故而实际上逐渐掌握朝堂命脉的就渐渐变成了内阁,凡是需要上达天听之事,无一不需要先经过内阁的初步筛选,至于是否需要让皇帝乃至太后知晓,便是内阁自己说了算。
而内阁又掌握在崔文海手中,自李自晖逝世之后,李自晖一党早就被崔文海在太后和先帝的默许之下一一翦除,如今又有谁人敢和他说一个“不”字?
更何况崔氏家大业大,势力庞杂,根基之深非一人可以抗衡,就算有忠义之士为此抱不平,又该去向何人鸣冤?
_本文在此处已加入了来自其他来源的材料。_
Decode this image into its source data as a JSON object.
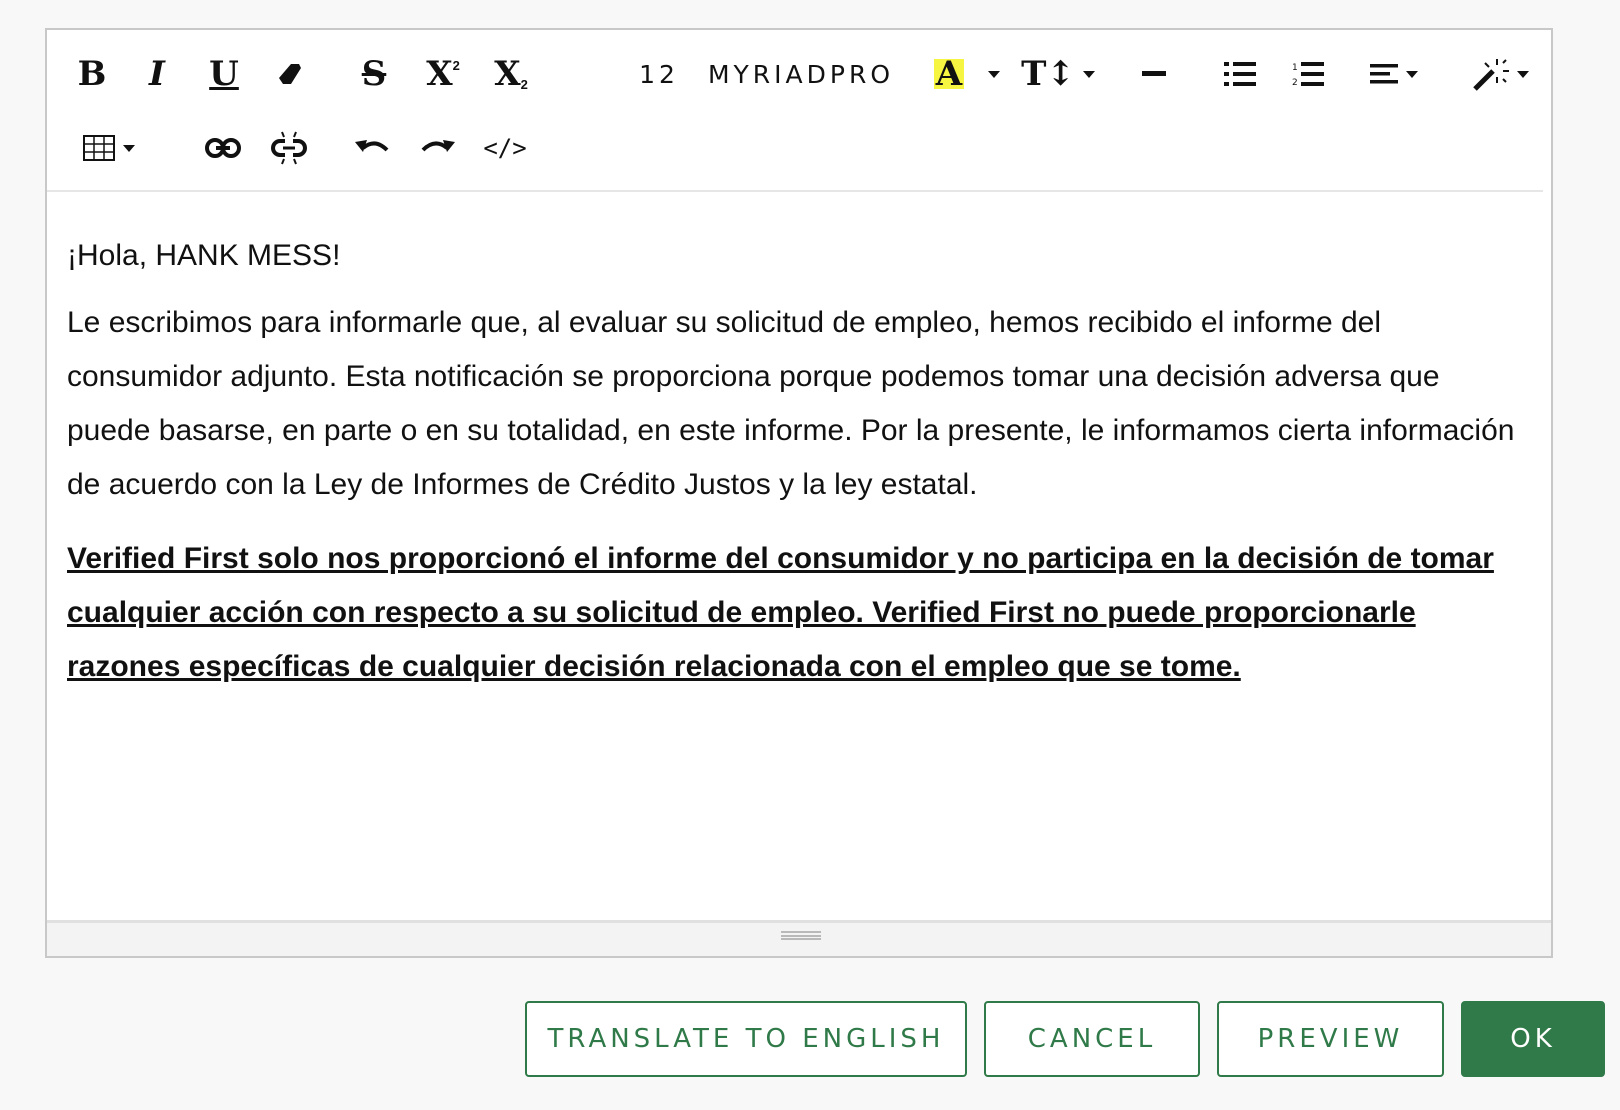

且不说幼帝尚小,恐怕起不到什么决定性的作用,他的圣旨能否顺利下达恐怕都是个问题,再者相比较擅专的崔文海,朝臣们大多看太后更不顺眼,觉得她萧后意图染指历史江山,与崔文海恐怕是个不相上下的货色,她们哪一边都不想投靠。
但陆秋白不同,她对太后其实并没有朝臣们对她那般戒备敌视,既要仰赖对方支撑起大俞朝廷,又不想对方太过越俎代庖,真的大权在握。
不过由于她目前和太后并没有多少接触,其实对她也没有什么亲近投靠之意。
只不过崔氏却是她必定需要抗衡的敌人,当然,进一步的求证也很有必要。
陆秋白循着整理出的线索,找到可能知晓当年的内情的知情人,准备一一上门拜访。
其中之一便是如今的户部侍郎,关普。
关普从八品的小吏做起,在户部兢兢业业数十年,头上的长官们走的走升的升,才终于让他一步步走到今天这个位子,升上四品,俸禄也终于能够有所结余,日子算是一天天过得好起来。
随着升迁,他的心思也渐渐变得活络起来,想着能够再进一步,是以当陆秋白找上门的时候,他的心情可以称得上是雀跃。
“祭酒大人光临寒舍,真是令某蓬荜生辉,不知找下官,可是有事嘱咐?”
陆秋白扫过一眼屋内,这宅院收拾得井井有条,一看便知是有用心打理的,不等她开口,就有一个妇人前来为她们舔茶,眉目恭敬。